Eine weitere Klärung ist mir wichtiger: das Verhältnis einer supranationalen Zentralmacht wie der EU zur Souveränität von Nationalstaaten. Nationalstaaten (größere in der föderalen Form) bieten durch gemeinsame Sprache eine Verwaltungsform an, die von Bürgern und der Legislative kontrolliert werden kann. Der öffentliche Debattenraum ist eine Voraussetzung für Demokratie, die nur dezentral lebensfähig ist. Öffentliche Auseinandersetzungen und handlungsfähige Gewerkschaften gehen immer von regionalen Verhältnissen aus.

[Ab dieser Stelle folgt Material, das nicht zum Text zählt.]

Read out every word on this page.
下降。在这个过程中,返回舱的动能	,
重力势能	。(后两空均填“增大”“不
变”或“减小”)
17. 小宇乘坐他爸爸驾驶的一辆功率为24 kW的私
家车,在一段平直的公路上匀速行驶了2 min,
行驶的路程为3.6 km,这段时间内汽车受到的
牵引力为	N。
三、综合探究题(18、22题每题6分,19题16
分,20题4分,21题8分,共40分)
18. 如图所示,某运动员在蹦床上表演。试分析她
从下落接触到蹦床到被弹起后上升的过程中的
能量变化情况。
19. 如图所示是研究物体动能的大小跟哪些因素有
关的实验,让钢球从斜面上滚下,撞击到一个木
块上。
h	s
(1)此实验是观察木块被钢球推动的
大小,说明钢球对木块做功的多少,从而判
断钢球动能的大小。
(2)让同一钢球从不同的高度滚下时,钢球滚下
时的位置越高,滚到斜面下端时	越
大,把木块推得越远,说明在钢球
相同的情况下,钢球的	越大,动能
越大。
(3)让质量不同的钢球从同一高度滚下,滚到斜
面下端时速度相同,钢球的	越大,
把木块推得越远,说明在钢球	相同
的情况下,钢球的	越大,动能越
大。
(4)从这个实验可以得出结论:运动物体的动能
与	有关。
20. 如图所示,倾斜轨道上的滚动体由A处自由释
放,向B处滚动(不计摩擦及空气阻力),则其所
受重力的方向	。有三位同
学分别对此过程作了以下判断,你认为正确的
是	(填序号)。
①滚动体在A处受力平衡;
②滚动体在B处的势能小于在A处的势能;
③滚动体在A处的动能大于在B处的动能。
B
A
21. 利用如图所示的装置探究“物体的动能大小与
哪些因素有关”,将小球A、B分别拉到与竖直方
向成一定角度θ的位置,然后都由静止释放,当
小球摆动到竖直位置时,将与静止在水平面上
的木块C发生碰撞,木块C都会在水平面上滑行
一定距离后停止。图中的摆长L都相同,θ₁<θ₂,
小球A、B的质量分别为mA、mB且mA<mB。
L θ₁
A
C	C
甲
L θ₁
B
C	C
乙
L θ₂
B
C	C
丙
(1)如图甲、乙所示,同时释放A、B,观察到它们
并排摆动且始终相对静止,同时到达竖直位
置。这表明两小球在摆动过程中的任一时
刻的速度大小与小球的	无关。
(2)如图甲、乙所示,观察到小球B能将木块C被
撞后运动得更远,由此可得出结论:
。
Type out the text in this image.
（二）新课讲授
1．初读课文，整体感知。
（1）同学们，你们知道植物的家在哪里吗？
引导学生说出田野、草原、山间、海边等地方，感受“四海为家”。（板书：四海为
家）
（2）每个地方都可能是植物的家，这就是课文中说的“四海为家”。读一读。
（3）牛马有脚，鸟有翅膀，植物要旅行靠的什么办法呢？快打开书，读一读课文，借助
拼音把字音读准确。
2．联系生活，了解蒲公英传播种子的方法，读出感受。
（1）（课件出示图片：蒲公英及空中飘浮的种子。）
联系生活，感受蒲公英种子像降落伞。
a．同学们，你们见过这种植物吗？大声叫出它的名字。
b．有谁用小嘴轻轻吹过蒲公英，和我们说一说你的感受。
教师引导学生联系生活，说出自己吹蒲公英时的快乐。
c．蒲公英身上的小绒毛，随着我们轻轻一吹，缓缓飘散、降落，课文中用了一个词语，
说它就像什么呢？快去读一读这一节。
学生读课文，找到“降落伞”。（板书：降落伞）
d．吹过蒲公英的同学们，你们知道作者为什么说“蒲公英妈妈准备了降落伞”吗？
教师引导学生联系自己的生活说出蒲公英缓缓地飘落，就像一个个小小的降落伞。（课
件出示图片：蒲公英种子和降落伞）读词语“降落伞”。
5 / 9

Globale Solidarisierungen sind nicht ausgeschlossen, wenn es um Überlebensfragen geht. »Eine europäische Öffentlichkeit ist hingegen nicht vorhanden, für sie fehlen alle Voraussetzungen« schreibt Andreas Wehr (junge Welt 8.4.15 »Kampffeld ›Nationalstaat‹«). Wegen der neoliberalen Ideologie der EU, die den Sozialstaat abbaut, haben kürzlich 40 französische Wissenschaftler und Intellektuelle den Austritt auch Frankreichs aus der EU vorgeschlagen. Auch das Grundgesetz zeigt die Unvereinbarkeit mit der sogenannten EU-Verfassung auf: Nach Artikel 20 Absatz 1 ist die BRD ein »demokratischer und sozialer Bundesstaat«. Artikel 15 enthält sogar die Ermächtigung zu Sozialisierungen. Danach »stehen Nation und Sozialismus nicht mehr im Gegensatz zueinander«. Gramsci schrieb: »Gewiss treibt die Entwicklung auf den Internationalismus zu, aber der Ausgangspunkt ist national.« (zit. nach Wehr)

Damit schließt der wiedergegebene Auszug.